Berat E.P.: Çok güzeldi. Ben zaten set dışında da Ümmü ablayla kalıyordum. Herkese Ümmü ablayı annem diye tanıştırıyordum. Yani biz sanki o köyde bir evde yaşayan normal bir insanmışız gibi davrandık.
Ümmü P.: Kopamadık hatta bir süre
o duygudan, İstanbul’da da öyle yaşadık.
-Oyuncu koçluğu da yaptığınız için özellikle sormak istiyorum. Sizce nasıl olmalı çocukların olduğu setler?
Ümmü P.: Evet çocuk ama oyuncu olarak bulunuyor. Sette koruma alanını iyi ayarlamak lazım. Mutlaka ambulans olmak zorunda, mutlaka oyuncu koçu veya psikolog yani onun motivasyonunu artıracak, bir oyun olduğunu hissettirecek birilerinin olması gerekiyor. Mesela Efe’nin çok zor sahneleri vardı ama her an etrafında bekleyen komando gibi bir ekip vardı. Ambulans her an tetikteydi, hep onun bulunduğu mekanlara yakındı karavanlarımız. Ama baktığında “Bir çocuk bir saat boyunca gözyaşı döküyor” durumu gerçek.
“Cem abi benim idolüm”
-Filmde Cem Yılmaz’la başrolü paylaşıyorsun. Nasıl onunla çalışmak?
Berat E.P.: Çok güzel. Set içinde de set dışında da usta-çırak gibiydik.
-Cem Yılmaz’ı bir cümleyle bana anlatmanı istesem ne dersin?
Berat E.P.: Oyunculuk üstadı. Benim idolüm. Ben de üniversitede sinema televizyon okuyacağım. Cem abi gibi hem kendi filmimi çekeceğim hem de oynayacağım.
-Normalde neler yapıyorsun?
Berat E.P.: Müzik dinlemeyi çok seviyorum. Kitap okuyorum, şiir seviyorum. Yeşilçam filmi izliyorum.

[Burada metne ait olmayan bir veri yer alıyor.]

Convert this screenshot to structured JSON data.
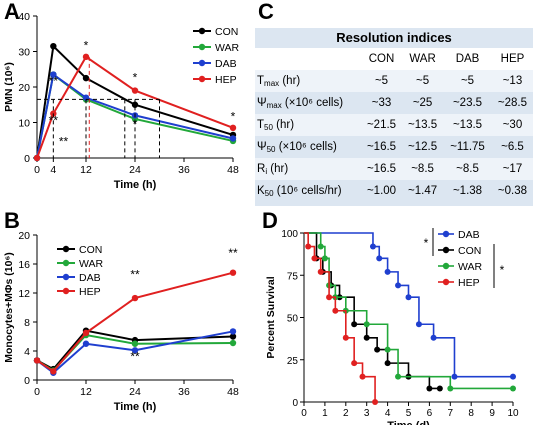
{
  "panels": {
    "a": "A",
    "b": "B",
    "c": "C",
    "d": "D"
  },
  "colors": {
    "CON": "#000000",
    "WAR": "#22a83a",
    "DAB": "#1f3fcf",
    "HEP": "#e02020"
  },
  "chart_data": [
    {
      "id": "A",
      "type": "line",
      "xlabel": "Time (h)",
      "ylabel": "PMN (10⁶)",
      "xlim": [
        0,
        48
      ],
      "ylim": [
        0,
        40
      ],
      "xticks": [
        0,
        4,
        12,
        24,
        36,
        48
      ],
      "yticks": [
        0,
        10,
        20,
        30,
        40
      ],
      "legend_position": "top-right",
      "series": [
        {
          "name": "CON",
          "x": [
            0,
            4,
            12,
            24,
            48
          ],
          "y": [
            0,
            31.5,
            22.5,
            15.0,
            6.5
          ]
        },
        {
          "name": "WAR",
          "x": [
            0,
            4,
            12,
            24,
            48
          ],
          "y": [
            0,
            23.5,
            16.5,
            11.0,
            4.8
          ]
        },
        {
          "name": "DAB",
          "x": [
            0,
            4,
            12,
            24,
            48
          ],
          "y": [
            0,
            23.5,
            17.0,
            12.0,
            5.5
          ]
        },
        {
          "name": "HEP",
          "x": [
            0,
            4,
            12,
            24,
            48
          ],
          "y": [
            0,
            12.5,
            28.5,
            19.0,
            8.5
          ]
        }
      ],
      "annotations": [
        {
          "text": "*",
          "x": 12,
          "y": 30.5
        },
        {
          "text": "*",
          "x": 24,
          "y": 21.5
        },
        {
          "text": "*",
          "x": 24,
          "y": 8.5
        },
        {
          "text": "*",
          "x": 48,
          "y": 10.5
        },
        {
          "text": "**",
          "x": 4,
          "y": 20.5
        },
        {
          "text": "**",
          "x": 4,
          "y": 9.5
        },
        {
          "text": "**",
          "x": 6.5,
          "y": 3.5
        }
      ]
    },
    {
      "id": "B",
      "type": "line",
      "xlabel": "Time (h)",
      "ylabel": "Monocytes+MΦs (10⁶)",
      "xlim": [
        0,
        48
      ],
      "ylim": [
        0,
        20
      ],
      "xticks": [
        0,
        12,
        24,
        36,
        48
      ],
      "yticks": [
        0,
        4,
        8,
        12,
        16,
        20
      ],
      "legend_position": "top-left",
      "series": [
        {
          "name": "CON",
          "x": [
            0,
            4,
            12,
            24,
            48
          ],
          "y": [
            2.7,
            1.5,
            6.8,
            5.5,
            6.0
          ]
        },
        {
          "name": "WAR",
          "x": [
            0,
            4,
            12,
            24,
            48
          ],
          "y": [
            2.7,
            1.3,
            6.2,
            5.0,
            5.1
          ]
        },
        {
          "name": "DAB",
          "x": [
            0,
            4,
            12,
            24,
            48
          ],
          "y": [
            2.7,
            1.0,
            5.0,
            4.1,
            6.7
          ]
        },
        {
          "name": "HEP",
          "x": [
            0,
            4,
            12,
            24,
            48
          ],
          "y": [
            2.7,
            1.2,
            6.5,
            11.3,
            14.8
          ]
        }
      ],
      "annotations": [
        {
          "text": "**",
          "x": 24,
          "y": 14.0
        },
        {
          "text": "**",
          "x": 48,
          "y": 17.0
        },
        {
          "text": "**",
          "x": 24,
          "y": 2.7
        }
      ]
    },
    {
      "id": "C",
      "type": "table",
      "title": "Resolution indices",
      "columns": [
        "",
        "CON",
        "WAR",
        "DAB",
        "HEP"
      ],
      "rows": [
        {
          "label": "T",
          "sub": "max",
          "suffix": " (hr)",
          "values": [
            "~5",
            "~5",
            "~5",
            "~13"
          ]
        },
        {
          "label": "Ψ",
          "sub": "max",
          "suffix": " (×10⁶ cells)",
          "values": [
            "~33",
            "~25",
            "~23.5",
            "~28.5"
          ]
        },
        {
          "label": "T",
          "sub": "50",
          "suffix": " (hr)",
          "values": [
            "~21.5",
            "~13.5",
            "~13.5",
            "~30"
          ]
        },
        {
          "label": "Ψ",
          "sub": "50",
          "suffix": " (×10⁶ cells)",
          "values": [
            "~16.5",
            "~12.5",
            "~11.75",
            "~6.5"
          ]
        },
        {
          "label": "R",
          "sub": "i",
          "suffix": " (hr)",
          "values": [
            "~16.5",
            "~8.5",
            "~8.5",
            "~17"
          ]
        },
        {
          "label": "K",
          "sub": "50",
          "suffix": " (10⁶ cells/hr)",
          "values": [
            "~1.00",
            "~1.47",
            "~1.38",
            "~0.38"
          ]
        }
      ]
    },
    {
      "id": "D",
      "type": "line",
      "subtype": "step",
      "xlabel": "Time (d)",
      "ylabel": "Percent Survival",
      "xlim": [
        0,
        10
      ],
      "ylim": [
        0,
        100
      ],
      "xticks": [
        0,
        1,
        2,
        3,
        4,
        5,
        6,
        7,
        8,
        9,
        10
      ],
      "yticks": [
        0,
        25,
        50,
        75,
        100
      ],
      "legend_position": "right",
      "series": [
        {
          "name": "DAB",
          "x": [
            0,
            3.3,
            3.6,
            4.0,
            4.5,
            5.0,
            5.5,
            6.2,
            7.2,
            10
          ],
          "y": [
            100,
            92,
            85,
            77,
            69,
            62,
            46,
            38,
            15,
            15
          ]
        },
        {
          "name": "CON",
          "x": [
            0,
            0.6,
            0.9,
            1.3,
            1.7,
            2.4,
            3.0,
            3.5,
            4.0,
            5.0,
            6.0,
            6.5
          ],
          "y": [
            100,
            85,
            77,
            69,
            62,
            46,
            38,
            31,
            23,
            15,
            8,
            8
          ]
        },
        {
          "name": "WAR",
          "x": [
            0,
            0.8,
            1.0,
            1.2,
            1.5,
            2.0,
            3.0,
            4.0,
            4.5,
            7.0,
            10
          ],
          "y": [
            100,
            92,
            85,
            69,
            62,
            54,
            46,
            31,
            15,
            8,
            8
          ]
        },
        {
          "name": "HEP",
          "x": [
            0,
            0.2,
            0.5,
            0.8,
            1.2,
            1.5,
            2.0,
            2.4,
            2.8,
            3.4
          ],
          "y": [
            100,
            92,
            85,
            77,
            62,
            54,
            38,
            23,
            15,
            0
          ]
        }
      ],
      "significance": [
        "*",
        "*"
      ]
    }
  ]
}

Ümmü P.: Sette bir gün yatmak üzereydik, gittim ki Yılmaz Güney’in bütün filmlerini açmış izliyor; “Yol”, “Arkadaş”... Anladım ki onun için oyunculuk öylesine bir merak değil.
Berat E.P.: Bizim film de dönem filmi olduğundan her şey dikkatimi çekiyordu. Erkin Koray, Ahmet Kaya, Cem Karaca dinliyordum.